I've been meaning to write this up for a while because the number of posts we get from people who've seen something interesting and then have absolutely no useful data to go with it is, frankly, heartbreaking. 'I saw a light, it was moving, I filmed it on my phone' - look, I believe you saw something, but without duration, bearing, estimated altitude, angular size, and some way to rule out the obvious candidates, there's nothing to work with. So here's how I run my setup at home in rural Wiltshire, and approximate costs so you can adapt it to your own situation and budget.
The basics: A decent pair of binoculars (I use a Celestron SkyMaster 15x70, about £65 from Amazon), a tripod adaptor for them (essential - handheld at 15x is useless, another £15), a compass with a clinometer for recording bearings and elevations, a notepad, and a red torch so you're not ruining your night vision every time you write something down. Total outlay under £100. This is your minimum viable kit. Everything else is optional but useful.
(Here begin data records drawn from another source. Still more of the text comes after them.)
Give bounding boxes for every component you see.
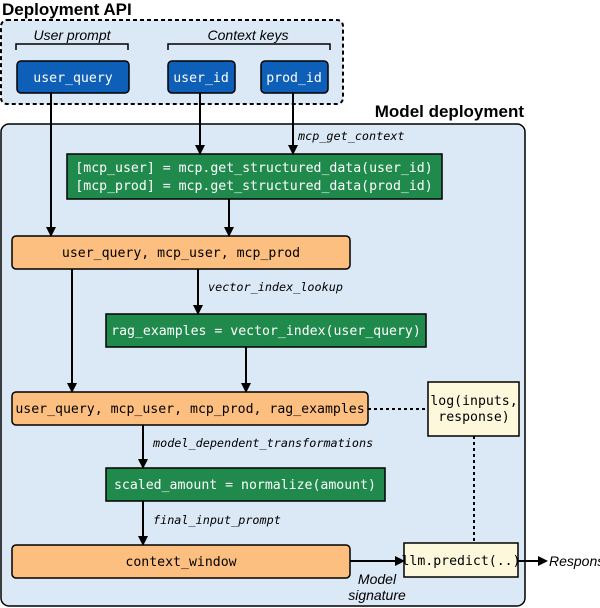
user-id-input-text: user_id: [173, 71, 229, 86]
user-query-input-box: [16, 60, 130, 94]
response-label: Response: [549, 553, 600, 569]
scaled-amount-box: [105, 467, 386, 502]
mcp-prod-line: [mcp_prod] = mcp.get_structured_data(pro…: [75, 179, 432, 194]
rag-examples-box: [105, 313, 427, 348]
user-id-input-box: [167, 60, 236, 94]
context-window-text: context_window: [125, 555, 236, 570]
model-dependent-transformations-label: model_dependent_transformations: [152, 436, 373, 450]
deployment-api-title: Deployment API: [2, 0, 132, 19]
combined-inputs-text-2: user_query, mcp_user, mcp_prod, rag_exam…: [15, 402, 364, 417]
vector-index-lookup-label: vector_index_lookup: [208, 280, 343, 294]
llm-predict-text: llm.predict(..): [401, 554, 520, 569]
model-signature-label-line2: signature: [348, 587, 406, 603]
user-prompt-label: User prompt: [33, 27, 111, 43]
combined-inputs-text-1: user_query, mcp_user, mcp_prod: [62, 246, 300, 261]
mcp-user-line: [mcp_user] = mcp.get_structured_data(use…: [75, 161, 432, 176]
mcp-structured-data-box: [66, 153, 443, 200]
log-text-line1: log(inputs,: [430, 394, 517, 409]
mcp-get-context-label: mcp_get_context: [297, 129, 405, 143]
log-text-line2: response): [438, 410, 509, 425]
rag-examples-text: rag_examples = vector_index(user_query): [111, 324, 421, 339]
model-signature-label-line1: Model: [358, 571, 397, 587]
user-prompt-bracket: [15, 43, 129, 50]
context-keys-bracket: [167, 43, 331, 50]
log-box: [427, 381, 520, 437]
final-input-prompt-label: final_input_prompt: [153, 513, 281, 527]
context-keys-label: Context keys: [208, 27, 289, 43]
combined-inputs-box-1: [11, 235, 351, 270]
scaled-amount-text: scaled_amount = normalize(amount): [114, 478, 376, 493]
user-query-input-text: user_query: [33, 71, 112, 86]
model-deployment-title: Model deployment: [375, 102, 525, 121]
prod-id-input-box: [260, 60, 329, 94]
prod-id-input-text: prod_id: [266, 71, 322, 86]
If you want to go further: a decent action camera on a wide-angle mount pointed at a fixed patch of sky gives you continuous recorded coverage, which is how you catch things you'd otherwise miss because you were looking somewhere else. I use a GoPro Hero 11 (the older models are fine and you can get a used Hero 9 for about £80) pointed roughly south-southwest because that's the bearing that's given me the most interesting captures here. I also run a simple weather station - temperature, pressure, humidity - because a lot of apparent anomalies are atmospheric optical effects that correlate with specific conditions. Ruling those out is half the job.
Now - and here I invite the inevitable debate - what are we actually looking for and what constitutes a meaningful find? Over to the floor.